When learning mathematics should one prove everything one learns?
Solution 1:
You think you didn't get any particular new insights. This is probably true for the present, but no longer true for the future. When you will learn about the completion of a metric space using Cauchy sequences, you will just know the contruction already. And if go further on to study the completion of a uniform space using Cauchy filters, you will be pleased to see this is an abstract version of the construction on which you spent 9 hours.
Conclusion. The answer to your question heavily depends on your goals. If you just want to pass an exam and then forget about math, you probably don't need to worry about any single proof. Now if you want to become a mathematician, going deeper is a good idea in the long run.
Solution 2:
Knowing when to go through all the steps in detail belongs to that mysterious quality called mathematical maturity.
It doesn't sound like your instructor required you to write out all the details; you just felt the need, but regretted the time spent afterwards. Is this right?
Sometimes a book or paper will alert the reader, e.g., "after two pages of unenlightening computation, we find..." Other times you'll need to make your own call.
Perhaps after verifying the commutative law of addition for real numbers (defined via Cauchy sequences), you said to yourself, "OK, it's going to go the same way for the other algebraic laws: associative law for addition, commutative and associative laws for multiplication, etc." Your instinct would have been right.
On the other hand, good instincts would probably tell you, "I have to see how the completeness of the reals follows from the construction." Also the fact that the operations are well-defined, i.e., don't depend on the choice of representatives. (But it's enough to check for one operation.)
Two further thoughts.
Back in the day, mathematicians like Euler and Gauss did reams of calculations.

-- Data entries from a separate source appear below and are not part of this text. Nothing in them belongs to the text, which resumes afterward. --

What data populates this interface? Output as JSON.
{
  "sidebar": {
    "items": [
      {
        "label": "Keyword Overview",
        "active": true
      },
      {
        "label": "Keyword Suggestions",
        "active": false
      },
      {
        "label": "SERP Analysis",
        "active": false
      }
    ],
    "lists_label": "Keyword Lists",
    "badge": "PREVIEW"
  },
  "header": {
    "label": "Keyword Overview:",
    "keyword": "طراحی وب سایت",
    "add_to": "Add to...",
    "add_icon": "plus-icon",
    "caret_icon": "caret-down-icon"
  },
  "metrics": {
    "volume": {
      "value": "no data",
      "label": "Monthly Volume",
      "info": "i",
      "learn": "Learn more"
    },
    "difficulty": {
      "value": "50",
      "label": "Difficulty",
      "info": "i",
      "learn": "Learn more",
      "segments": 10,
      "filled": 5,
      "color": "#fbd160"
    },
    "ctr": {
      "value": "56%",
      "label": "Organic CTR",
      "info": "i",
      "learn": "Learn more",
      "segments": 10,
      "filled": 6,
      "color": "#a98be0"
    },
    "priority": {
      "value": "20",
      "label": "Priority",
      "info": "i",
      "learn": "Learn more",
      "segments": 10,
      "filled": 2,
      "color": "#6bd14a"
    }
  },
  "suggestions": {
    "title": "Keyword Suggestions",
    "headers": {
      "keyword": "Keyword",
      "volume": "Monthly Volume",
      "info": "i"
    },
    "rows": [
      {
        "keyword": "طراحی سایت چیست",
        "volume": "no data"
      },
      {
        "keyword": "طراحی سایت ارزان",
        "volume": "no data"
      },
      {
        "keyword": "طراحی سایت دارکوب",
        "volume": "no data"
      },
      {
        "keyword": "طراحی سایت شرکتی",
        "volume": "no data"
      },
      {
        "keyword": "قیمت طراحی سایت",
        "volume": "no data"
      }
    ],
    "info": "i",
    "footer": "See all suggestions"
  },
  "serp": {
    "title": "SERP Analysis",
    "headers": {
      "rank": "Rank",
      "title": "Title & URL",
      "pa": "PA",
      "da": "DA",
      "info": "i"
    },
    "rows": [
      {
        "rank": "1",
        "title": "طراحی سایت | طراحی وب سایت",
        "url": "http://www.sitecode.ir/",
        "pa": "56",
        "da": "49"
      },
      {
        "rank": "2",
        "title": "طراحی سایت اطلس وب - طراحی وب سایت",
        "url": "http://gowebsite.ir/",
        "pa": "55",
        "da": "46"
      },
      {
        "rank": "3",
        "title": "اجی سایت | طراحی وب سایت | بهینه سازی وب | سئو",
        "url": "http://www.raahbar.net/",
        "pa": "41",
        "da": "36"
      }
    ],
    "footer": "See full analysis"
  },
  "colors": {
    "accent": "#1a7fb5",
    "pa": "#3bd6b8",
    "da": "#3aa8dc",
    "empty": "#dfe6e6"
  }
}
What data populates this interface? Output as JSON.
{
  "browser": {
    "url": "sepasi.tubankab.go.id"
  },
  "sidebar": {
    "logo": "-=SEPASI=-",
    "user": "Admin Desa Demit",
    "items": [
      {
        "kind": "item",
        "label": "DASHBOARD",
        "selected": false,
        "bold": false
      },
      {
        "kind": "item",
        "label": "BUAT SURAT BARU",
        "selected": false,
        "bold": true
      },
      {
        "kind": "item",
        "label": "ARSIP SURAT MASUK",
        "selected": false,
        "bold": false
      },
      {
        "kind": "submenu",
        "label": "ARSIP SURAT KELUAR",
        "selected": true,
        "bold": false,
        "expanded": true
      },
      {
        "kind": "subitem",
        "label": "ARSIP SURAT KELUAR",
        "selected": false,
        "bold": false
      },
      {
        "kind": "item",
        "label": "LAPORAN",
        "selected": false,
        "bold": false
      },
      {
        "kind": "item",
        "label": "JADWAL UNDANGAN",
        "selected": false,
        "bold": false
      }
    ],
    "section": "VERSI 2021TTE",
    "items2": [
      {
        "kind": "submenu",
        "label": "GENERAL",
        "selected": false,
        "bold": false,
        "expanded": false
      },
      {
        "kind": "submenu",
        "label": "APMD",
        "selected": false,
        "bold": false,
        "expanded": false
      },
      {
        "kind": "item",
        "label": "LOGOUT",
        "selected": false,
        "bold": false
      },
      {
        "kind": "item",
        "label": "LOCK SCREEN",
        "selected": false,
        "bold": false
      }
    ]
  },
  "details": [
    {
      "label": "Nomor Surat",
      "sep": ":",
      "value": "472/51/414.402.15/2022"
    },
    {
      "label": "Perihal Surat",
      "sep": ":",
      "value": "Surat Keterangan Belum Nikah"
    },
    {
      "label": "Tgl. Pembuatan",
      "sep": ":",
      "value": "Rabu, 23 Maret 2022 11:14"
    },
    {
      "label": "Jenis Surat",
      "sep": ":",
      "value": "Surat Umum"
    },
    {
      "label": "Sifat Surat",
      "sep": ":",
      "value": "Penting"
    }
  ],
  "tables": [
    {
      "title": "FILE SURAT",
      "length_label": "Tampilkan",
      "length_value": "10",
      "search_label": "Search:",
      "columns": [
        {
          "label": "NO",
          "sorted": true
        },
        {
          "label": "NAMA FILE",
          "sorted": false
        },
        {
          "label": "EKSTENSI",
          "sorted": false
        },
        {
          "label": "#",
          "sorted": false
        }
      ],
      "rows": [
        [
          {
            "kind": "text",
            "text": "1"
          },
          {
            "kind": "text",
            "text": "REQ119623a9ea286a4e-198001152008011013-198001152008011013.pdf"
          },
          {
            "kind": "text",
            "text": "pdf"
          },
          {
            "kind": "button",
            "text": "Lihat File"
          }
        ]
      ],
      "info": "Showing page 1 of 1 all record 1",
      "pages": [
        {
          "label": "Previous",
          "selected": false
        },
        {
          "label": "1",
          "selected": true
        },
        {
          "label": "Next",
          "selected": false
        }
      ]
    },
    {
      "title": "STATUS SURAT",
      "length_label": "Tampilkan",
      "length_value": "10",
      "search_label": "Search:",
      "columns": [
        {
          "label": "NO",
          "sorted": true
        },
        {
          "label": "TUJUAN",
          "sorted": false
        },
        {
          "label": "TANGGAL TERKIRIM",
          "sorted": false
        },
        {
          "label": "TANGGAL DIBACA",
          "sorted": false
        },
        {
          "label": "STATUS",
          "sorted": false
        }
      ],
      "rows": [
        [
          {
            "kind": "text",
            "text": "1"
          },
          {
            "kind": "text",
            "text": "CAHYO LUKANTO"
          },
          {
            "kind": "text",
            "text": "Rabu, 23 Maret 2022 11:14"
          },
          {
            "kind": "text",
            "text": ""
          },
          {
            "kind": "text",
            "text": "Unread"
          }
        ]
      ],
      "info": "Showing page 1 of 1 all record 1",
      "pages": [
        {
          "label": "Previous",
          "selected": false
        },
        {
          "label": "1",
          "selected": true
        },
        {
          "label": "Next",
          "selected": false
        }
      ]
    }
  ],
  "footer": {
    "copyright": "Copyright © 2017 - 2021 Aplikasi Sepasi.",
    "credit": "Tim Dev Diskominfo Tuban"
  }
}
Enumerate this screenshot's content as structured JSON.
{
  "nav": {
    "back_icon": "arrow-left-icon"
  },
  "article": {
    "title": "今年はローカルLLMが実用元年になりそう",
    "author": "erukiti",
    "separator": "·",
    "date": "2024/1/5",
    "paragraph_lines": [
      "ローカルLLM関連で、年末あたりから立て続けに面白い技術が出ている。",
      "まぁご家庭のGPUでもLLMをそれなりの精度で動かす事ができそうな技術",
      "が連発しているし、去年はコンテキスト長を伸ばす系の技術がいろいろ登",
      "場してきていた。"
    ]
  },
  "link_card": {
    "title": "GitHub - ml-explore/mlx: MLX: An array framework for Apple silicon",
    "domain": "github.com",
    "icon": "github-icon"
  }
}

You might wonder, "How did they ever come up with that theorem?" Part of the answer seems to be, they worked out tons of examples and noticed patterns. Nowadays we have software to shoulder much of the burden, but I've heard it suggested that something is lost by not being so "close to the metal".
There are some famous cases where people's intuition tripped them up. One incorrect "proof" of Fermat's last theorem simply assumed that unique factorization held for all algebraic number fields (Lamé, 1847). Not true!
Solution 3:
I'm afraid you can't get away without proving things in mathematics (although you certainly don't have to verify every detail of every proof that you read). You have a good point that the usual constructions of the real numbers are often presented as if the verification of the required properties is an easy exercise, whereas the very readable and detailed account in Landau's Foundations of Analysis (using Dedekind sections) occupies over 90 pages. To quote John H. Conway (On Numbers and Games p. 26):
In practice the main problem is to avoid tedious case discussions. [Nobody. can seriously pretend that he has ever discussed even eight cases in such a theorem [the construction of $\Bbb{R}$ from $\Bbb{Q}$ via Dedekind sections or Cauchy sequences] - yet I have seen a presentation in which one theorem has 64 cases.]
On the other hand, many people (myself included) have carried out complete formal verifications of such constructions with some computer assistance, in systems such as HOL. But even with machine support, it is good to use nicer methods than crude case analysis. One simple observation is that once you have shown that the additive structure $(\Bbb{R}, 0, +, <)$ is a complete totally ordered abelian group, you can define and verify the multiplicative structure by studying the order-preserving homomorphisms of $(\Bbb{R}, 0, +, <)$, which is both more interesting and less error-prone than working directly with Cauchy sequences or Dedekind sections.
Schanuel's Eudoxus Reals provide another entertaining alternative construction of the real numbers involving an interesting investigation of self-mappings of the integers that aren't quite additive homomorphisms.
Solution 4:
There is a trend toward excessive formalism in mathematics which is why you spent the 9 hours to begin with. Surely rigor is an important part of mathematics, but the learning of mathematics is a more mysterious process that does not follow the "axiom-definition-theorem-proof" pattern. I suggest you read up on some excellent pedagogues we have out there, like Polya and Freudenthal. It may save you a lot of time in the long run.